Rio Tinto “will consider its position once it has seen the results … [But] there is a strong expectation from community and government stakeholders alike in Bougainville that following the release of the Phase 1 impact assessment report, Rio Tinto will commit to funding remediation of the huge problems left by the mine,” Keren Adams, legal director of the Human Rights Law Centre in Melbourne told Al Jazeera.
Communities living around the mine have suffered copper contamination of rivers and waterways, agricultural land rendered unusable by the dumping of mine waste and related health issues, such as respiratory illnesses and skin diseases.

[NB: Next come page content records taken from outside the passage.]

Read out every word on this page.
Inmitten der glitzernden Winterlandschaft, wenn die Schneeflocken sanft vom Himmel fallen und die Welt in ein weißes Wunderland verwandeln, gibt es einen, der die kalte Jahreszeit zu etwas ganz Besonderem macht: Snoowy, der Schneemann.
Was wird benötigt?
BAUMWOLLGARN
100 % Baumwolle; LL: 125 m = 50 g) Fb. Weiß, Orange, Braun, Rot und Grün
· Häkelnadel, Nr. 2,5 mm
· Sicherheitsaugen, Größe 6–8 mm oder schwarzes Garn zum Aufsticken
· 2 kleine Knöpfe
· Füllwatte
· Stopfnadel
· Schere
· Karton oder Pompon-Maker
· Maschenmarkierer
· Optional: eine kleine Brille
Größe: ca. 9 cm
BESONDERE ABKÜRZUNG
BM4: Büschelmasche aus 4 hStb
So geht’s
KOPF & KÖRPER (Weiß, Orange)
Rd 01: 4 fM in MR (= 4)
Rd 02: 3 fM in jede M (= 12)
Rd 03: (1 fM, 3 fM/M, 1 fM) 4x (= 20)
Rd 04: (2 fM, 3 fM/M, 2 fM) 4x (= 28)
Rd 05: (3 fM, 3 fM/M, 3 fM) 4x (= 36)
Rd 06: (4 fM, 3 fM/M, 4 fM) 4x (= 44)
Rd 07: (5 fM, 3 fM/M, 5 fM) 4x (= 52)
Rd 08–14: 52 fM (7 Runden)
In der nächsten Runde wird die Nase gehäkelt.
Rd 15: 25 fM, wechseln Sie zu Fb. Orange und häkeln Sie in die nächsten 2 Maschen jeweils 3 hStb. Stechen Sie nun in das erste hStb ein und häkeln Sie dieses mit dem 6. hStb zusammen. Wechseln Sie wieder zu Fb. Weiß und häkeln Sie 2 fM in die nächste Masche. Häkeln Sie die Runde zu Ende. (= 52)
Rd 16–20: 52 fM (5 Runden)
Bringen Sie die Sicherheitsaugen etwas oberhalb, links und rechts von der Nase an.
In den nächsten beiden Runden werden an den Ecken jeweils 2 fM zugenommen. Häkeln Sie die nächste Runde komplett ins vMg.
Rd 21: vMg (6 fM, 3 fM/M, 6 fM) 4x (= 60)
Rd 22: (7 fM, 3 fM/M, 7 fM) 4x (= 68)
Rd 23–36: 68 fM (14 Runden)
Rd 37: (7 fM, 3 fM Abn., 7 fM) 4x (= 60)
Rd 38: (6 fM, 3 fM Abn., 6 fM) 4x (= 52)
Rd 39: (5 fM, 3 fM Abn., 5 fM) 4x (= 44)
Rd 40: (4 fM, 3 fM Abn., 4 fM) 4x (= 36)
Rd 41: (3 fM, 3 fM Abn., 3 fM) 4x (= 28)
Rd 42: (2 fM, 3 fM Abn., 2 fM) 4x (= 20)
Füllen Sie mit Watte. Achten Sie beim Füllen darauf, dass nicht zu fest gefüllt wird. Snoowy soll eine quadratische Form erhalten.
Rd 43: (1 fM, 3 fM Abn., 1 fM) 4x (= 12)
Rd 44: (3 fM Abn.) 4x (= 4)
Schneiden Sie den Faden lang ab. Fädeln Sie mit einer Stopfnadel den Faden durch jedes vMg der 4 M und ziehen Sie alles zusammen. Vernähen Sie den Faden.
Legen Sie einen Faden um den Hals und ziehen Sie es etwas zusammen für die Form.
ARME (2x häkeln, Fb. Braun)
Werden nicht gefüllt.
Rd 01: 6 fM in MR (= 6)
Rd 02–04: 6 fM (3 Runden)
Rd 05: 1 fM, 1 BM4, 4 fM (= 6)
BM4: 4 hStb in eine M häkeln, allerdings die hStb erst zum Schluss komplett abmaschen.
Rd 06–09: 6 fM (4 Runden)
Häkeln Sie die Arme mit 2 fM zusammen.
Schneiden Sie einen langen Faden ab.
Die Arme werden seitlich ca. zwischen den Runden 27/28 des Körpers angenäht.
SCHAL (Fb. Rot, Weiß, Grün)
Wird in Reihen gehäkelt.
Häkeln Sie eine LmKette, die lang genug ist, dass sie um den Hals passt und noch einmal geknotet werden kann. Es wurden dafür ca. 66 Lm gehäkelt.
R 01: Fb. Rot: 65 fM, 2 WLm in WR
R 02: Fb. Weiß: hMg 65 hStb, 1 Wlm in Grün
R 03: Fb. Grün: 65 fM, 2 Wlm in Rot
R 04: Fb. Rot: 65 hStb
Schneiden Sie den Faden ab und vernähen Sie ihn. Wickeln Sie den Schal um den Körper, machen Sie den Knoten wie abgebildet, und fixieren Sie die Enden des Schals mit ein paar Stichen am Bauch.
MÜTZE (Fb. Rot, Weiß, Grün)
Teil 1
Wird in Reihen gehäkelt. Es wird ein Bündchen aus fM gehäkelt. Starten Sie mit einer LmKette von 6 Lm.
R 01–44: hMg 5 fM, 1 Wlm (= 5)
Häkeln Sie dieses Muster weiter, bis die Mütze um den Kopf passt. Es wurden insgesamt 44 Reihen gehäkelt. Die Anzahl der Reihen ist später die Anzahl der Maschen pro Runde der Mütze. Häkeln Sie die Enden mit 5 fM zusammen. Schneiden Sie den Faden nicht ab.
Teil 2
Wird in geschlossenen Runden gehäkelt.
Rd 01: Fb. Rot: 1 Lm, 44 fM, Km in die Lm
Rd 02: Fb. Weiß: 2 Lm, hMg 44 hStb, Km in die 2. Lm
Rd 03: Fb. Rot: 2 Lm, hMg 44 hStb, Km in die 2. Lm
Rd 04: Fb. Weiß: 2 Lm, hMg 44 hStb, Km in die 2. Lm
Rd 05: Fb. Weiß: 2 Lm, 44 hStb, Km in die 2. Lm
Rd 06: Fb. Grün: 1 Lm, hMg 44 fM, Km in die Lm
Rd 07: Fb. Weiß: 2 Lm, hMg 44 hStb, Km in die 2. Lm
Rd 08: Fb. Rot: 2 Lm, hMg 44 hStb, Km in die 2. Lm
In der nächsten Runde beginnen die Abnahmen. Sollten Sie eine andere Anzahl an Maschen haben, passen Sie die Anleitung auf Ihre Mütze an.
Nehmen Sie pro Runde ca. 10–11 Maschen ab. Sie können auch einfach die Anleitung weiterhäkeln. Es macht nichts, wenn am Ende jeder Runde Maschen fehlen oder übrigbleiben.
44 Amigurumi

Some residents in the Panguna area are wary of the lawsuit. “I do not support Panguna Mine Action because it’s a process that the majority of us are not aware of, as opposed to the legacy impact assessment, which is supported by the Bougainville and national governments. And we don’t know who the financial guarantor is … The implications of this are huge and risky,” Arwin said.
The Panguna mine, which the Bougainville government hopes to reopen, is seen as the only major source of revenue that could create economic self-sufficiency in the underdeveloped region, although it could take a decade and billions of dollars to rebuild.
Only about 10 percent of Bougainville residents have access to electricity, while just 16 percent of households have proper sanitation. Its large youth population – an estimated 40 percent of people are aged under 15 years – face high unemployment. Less than 20 percent of the government’s budget this year came from internal sources, making the island financially reliant on the national government and international donors.
Some experts believe that if PNG does not grant independence, Bougainville might consider a unilateral declaration. Such a move would make international support – from donors and governments – even more important.
In November last year, Toroama visited Washington, DC, to seek support from United States President Joe Biden’s administration for the region’s political aspirations, and he has also publicly called for backing from Australia.